医学界新聞

 

質が問われる時代の看護学教育をテーマに

第9回日本看護学教育学会開催


 さる8月7-8日の両日,第9回日本看護学教育学会が,寺崎明美会長(慈恵医大)のもと,「質が問われる時代の看護学教育」をメインテーマに,東京の国立教育会館で開催された。
 本学会では,会長講演「考え,感じる心を培う看護基礎教育」(寺崎明美氏)をはじめ,招聘講演「英国における看護と看護教育」(英・シェフィールド大 Betty Kershaw氏),シンポジウム「ケアの質を保証する看護基礎教育」(座長=日赤看護大 筒井真優美氏,千葉大 舟島なをみ氏),交流セッション I「看護基礎教育における最近の課題と展望-大学編入学に関する話題を中心に」,II「主体性を育むことへの模索-学習者に焦点を当てた学習プロジェクト」が企画された他,基調講演「21世紀における社会環境の変化と看護学教育の課題」(兵庫県立看護大 南裕子氏)およびフォーカスディスカッション「若者たちと対人関係ストレス」が行なわれた。なお,両日にわたり発表された演題は130題にのぼった。


臨床看護の場において学生は

 シンポジウムは,「看護者,教育者である前に1人の人間としてのあり方を見直し,学生にどのように関わるかを考えた上で,学生がどのように患者に関わればよいかを教育する必要がある。

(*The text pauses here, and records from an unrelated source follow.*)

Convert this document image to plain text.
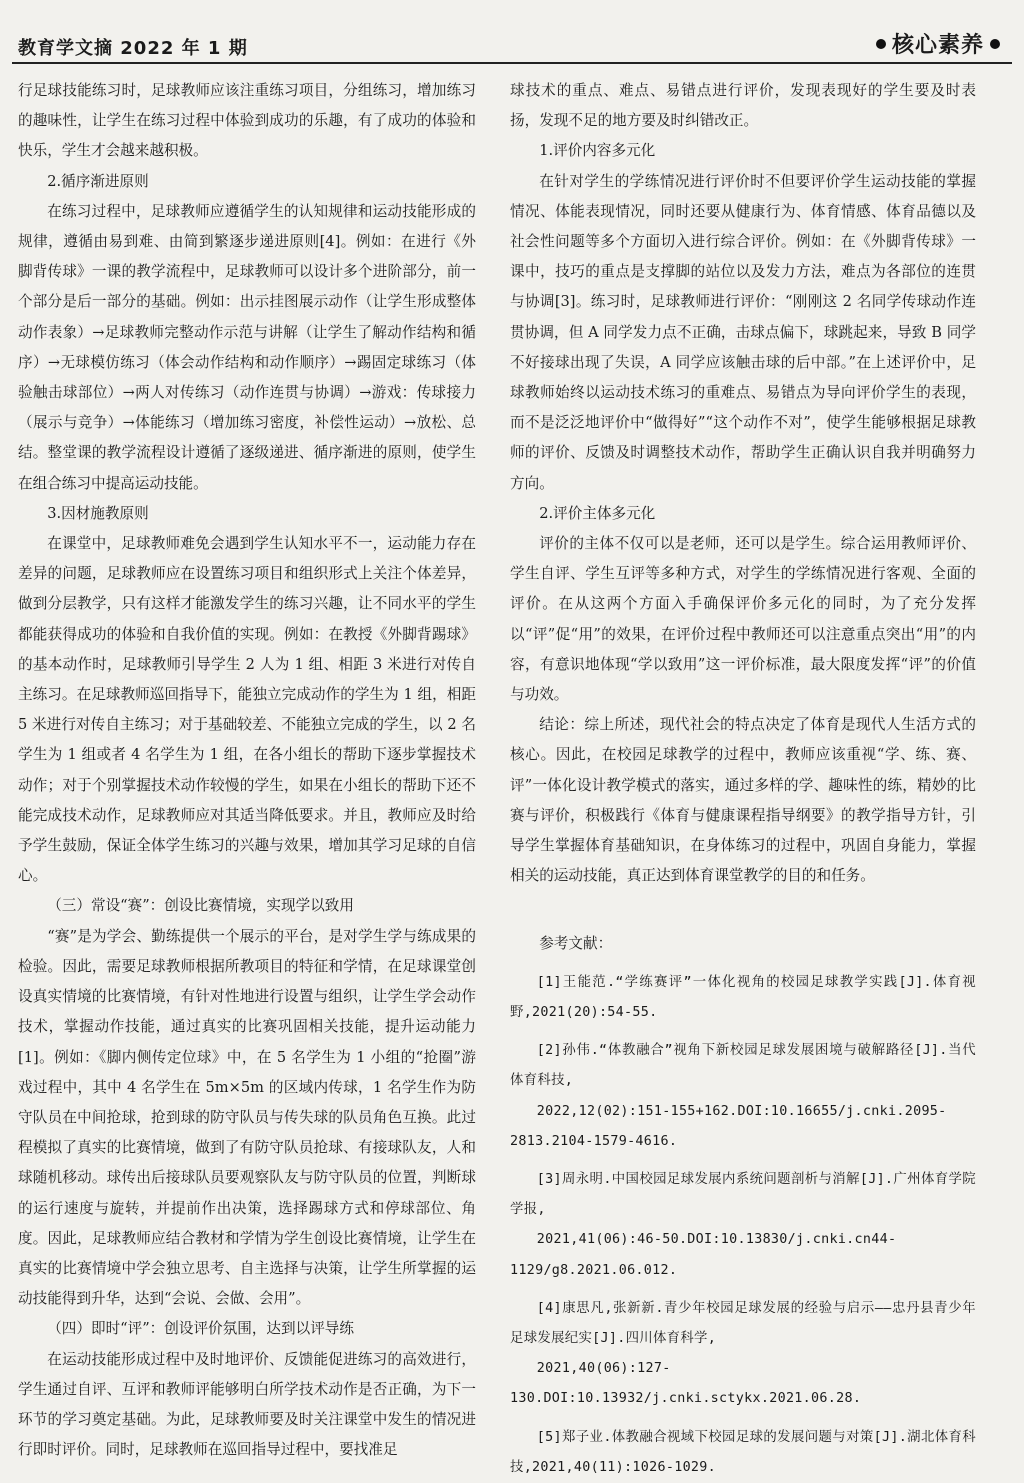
教育学文摘 2022 年 1 期	核心素养

行足球技能练习时，足球教师应该注重练习项目，分组练习，增加练习的趣味性，让学生在练习过程中体验到成功的乐趣，有了成功的体验和快乐，学生才会越来越积极。

2.循序渐进原则

在练习过程中，足球教师应遵循学生的认知规律和运动技能形成的规律，遵循由易到难、由简到繁逐步递进原则[4]。例如：在进行《外脚背传球》一课的教学流程中，足球教师可以设计多个进阶部分，前一个部分是后一部分的基础。例如：出示挂图展示动作（让学生形成整体动作表象）→足球教师完整动作示范与讲解（让学生了解动作结构和循序）→无球模仿练习（体会动作结构和动作顺序）→踢固定球练习（体验触击球部位）→两人对传练习（动作连贯与协调）→游戏：传球接力（展示与竞争）→体能练习（增加练习密度，补偿性运动）→放松、总结。整堂课的教学流程设计遵循了逐级递进、循序渐进的原则，使学生在组合练习中提高运动技能。

3.因材施教原则

在课堂中，足球教师难免会遇到学生认知水平不一，运动能力存在差异的问题，足球教师应在设置练习项目和组织形式上关注个体差异，做到分层教学，只有这样才能激发学生的练习兴趣，让不同水平的学生都能获得成功的体验和自我价值的实现。例如：在教授《外脚背踢球》的基本动作时，足球教师引导学生 2 人为 1 组、相距 3 米进行对传自主练习。在足球教师巡回指导下，能独立完成动作的学生为 1 组，相距 5 米进行对传自主练习；对于基础较差、不能独立完成的学生，以 2 名学生为 1 组或者 4 名学生为 1 组，在各小组长的帮助下逐步掌握技术动作；对于个别掌握技术动作较慢的学生，如果在小组长的帮助下还不能完成技术动作，足球教师应对其适当降低要求。并且，教师应及时给予学生鼓励，保证全体学生练习的兴趣与效果，增加其学习足球的自信心。

（三）常设“赛”：创设比赛情境，实现学以致用

“赛”是为学会、勤练提供一个展示的平台，是对学生学与练成果的检验。因此，需要足球教师根据所教项目的特征和学情，在足球课堂创设真实情境的比赛情境，有针对性地进行设置与组织，让学生学会动作技术，掌握动作技能，通过真实的比赛巩固相关技能，提升运动能力[1]。例如：《脚内侧传定位球》中，在 5 名学生为 1 小组的“抢圈”游戏过程中，其中 4 名学生在 5m×5m 的区域内传球，1 名学生作为防守队员在中间抢球，抢到球的防守队员与传失球的队员角色互换。此过程模拟了真实的比赛情境，做到了有防守队员抢球、有接球队友，人和球随机移动。球传出后接球队员要观察队友与防守队员的位置，判断球的运行速度与旋转，并提前作出决策，选择踢球方式和停球部位、角度。因此，足球教师应结合教材和学情为学生创设比赛情境，让学生在真实的比赛情境中学会独立思考、自主选择与决策，让学生所掌握的运动技能得到升华，达到“会说、会做、会用”。

（四）即时“评”：创设评价氛围，达到以评导练

在运动技能形成过程中及时地评价、反馈能促进练习的高效进行，学生通过自评、互评和教师评能够明白所学技术动作是否正确，为下一环节的学习奠定基础。为此，足球教师要及时关注课堂中发生的情况进行即时评价。同时，足球教师在巡回指导过程中，要找准足

球技术的重点、难点、易错点进行评价，发现表现好的学生要及时表扬，发现不足的地方要及时纠错改正。

1.评价内容多元化

在针对学生的学练情况进行评价时不但要评价学生运动技能的掌握情况、体能表现情况，同时还要从健康行为、体育情感、体育品德以及社会性问题等多个方面切入进行综合评价。例如：在《外脚背传球》一课中，技巧的重点是支撑脚的站位以及发力方法，难点为各部位的连贯与协调[3]。练习时，足球教师进行评价：“刚刚这 2 名同学传球动作连贯协调，但 A 同学发力点不正确，击球点偏下，球跳起来，导致 B 同学不好接球出现了失误，A 同学应该触击球的后中部。”在上述评价中，足球教师始终以运动技术练习的重难点、易错点为导向评价学生的表现，而不是泛泛地评价中“做得好”“这个动作不对”，使学生能够根据足球教师的评价、反馈及时调整技术动作，帮助学生正确认识自我并明确努力方向。

2.评价主体多元化

评价的主体不仅可以是老师，还可以是学生。综合运用教师评价、学生自评、学生互评等多种方式，对学生的学练情况进行客观、全面的评价。在从这两个方面入手确保评价多元化的同时，为了充分发挥以“评”促“用”的效果，在评价过程中教师还可以注意重点突出“用”的内容，有意识地体现“学以致用”这一评价标准，最大限度发挥“评”的价值与功效。

结论：综上所述，现代社会的特点决定了体育是现代人生活方式的核心。因此，在校园足球教学的过程中，教师应该重视“学、练、赛、评”一体化设计教学模式的落实，通过多样的学、趣味性的练，精妙的比赛与评价，积极践行《体育与健康课程指导纲要》的教学指导方针，引导学生掌握体育基础知识，在身体练习的过程中，巩固自身能力，掌握相关的运动技能，真正达到体育课堂教学的目的和任务。

参考文献：
[1]王能范.“学练赛评”一体化视角的校园足球教学实践[J].体育视野,2021(20):54-55.
[2]孙伟.“体教融合”视角下新校园足球发展困境与破解路径[J].当代体育科技,
2022,12(02):151-155+162.DOI:10.16655/j.cnki.2095-2813.2104-1579-4616.
[3]周永明.中国校园足球发展内系统问题剖析与消解[J].广州体育学院学报,
2021,41(06):46-50.DOI:10.13830/j.cnki.cn44-1129/g8.2021.06.012.
[4]康思凡,张新新.青少年校园足球发展的经验与启示——忠丹县青少年足球发展纪实[J].四川体育科学,
2021,40(06):127-130.DOI:10.13932/j.cnki.sctykx.2021.06.28.
[5]郑子业.体教融合视域下校园足球的发展问题与对策[J].湖北体育科技,2021,40(11):1026-1029.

ケアの質を保証するための教育を,参加者とともに討議したい」との趣旨で開催。ケアを受ける立場から向井承子氏(ノンフィクション作家),臨床の立場から村島さい子氏(湘南鎌倉総合病院),教育の立場からは安酸史子氏(岡山県立大)と池川清子氏(日赤看護大)が,それぞれの立場からの意見を述べた。
 最初に登壇した向井氏は,「病気を抱えて苦しんでいる病人と,治療の対象となった患者であることは違う。患者は追いつめられ,主張できない立場であることを医療者は認識してほしい」と述べる一方,医療者は患者を「技を磨くためのモノ」として見ているのではないかと辛口の発言。また,「看護学生に『患者の前で泣いてはいけない』と教えているようだが,教育者はまず人のために泣ける人を育ててほしい,技術はその後でついてくるもの」と語った。
 村島氏は,新人看護職の特徴として,(1)複数の患者のニーズに対応できない,(2)病院の時間の流れにのれない,(3)マニュアルに不慣れ,(4)不安,自信がないなどをあげ,そこに共通する基礎教育と現実とのギャップを解説。その上で,実習教育への期待として,「実習指導者の確保や教育的な環境の整備,積極的に看護チームに入れて主体性を引き出し,専門的な知識や技術だけでなく社会性を培う教育体制」を示した。

これからの看護基礎教育のあり方

 一方,安酸氏は「行動主義モデルではヒューマンケアリングを教えることはできない」とし,これまで本学会が柱としてきた「行動主義モデル型の教育指導」に対し,新たな視点から発言。患者,学生,教員間の関係を解説するとともに,「子どもの教育を援助する技術学習ではなく,経験を学習資源として活用すべきである」とし,教師の価値観を初学者に教える“指導型実習教育”と経験の意味づけによる看護観を形成させる“経験型実習教育”の相違点や問題点,課題をあげ,学習支援型の実習教育である,「経験型実習教育」を提唱した。
 また池川氏は,(1)看護学の性格(位置)づけ,(2)看護教育の方法の問題,(3)ケア能力を高める教育とは,の視点から基礎教育を検討。特に(2)については安酸氏同様「行動科学モデルから実践学モデルへの転換が必要」と指摘。「実践は看護にとっての根源」と述べ,これまでの理論と実践との価値の上下関係を逆転する必要性を論じ,「実践学の教育には教師自身のケア能力が問われる」としながら,「実践が先,という概念をどう言語化するのかが課題」と述べた。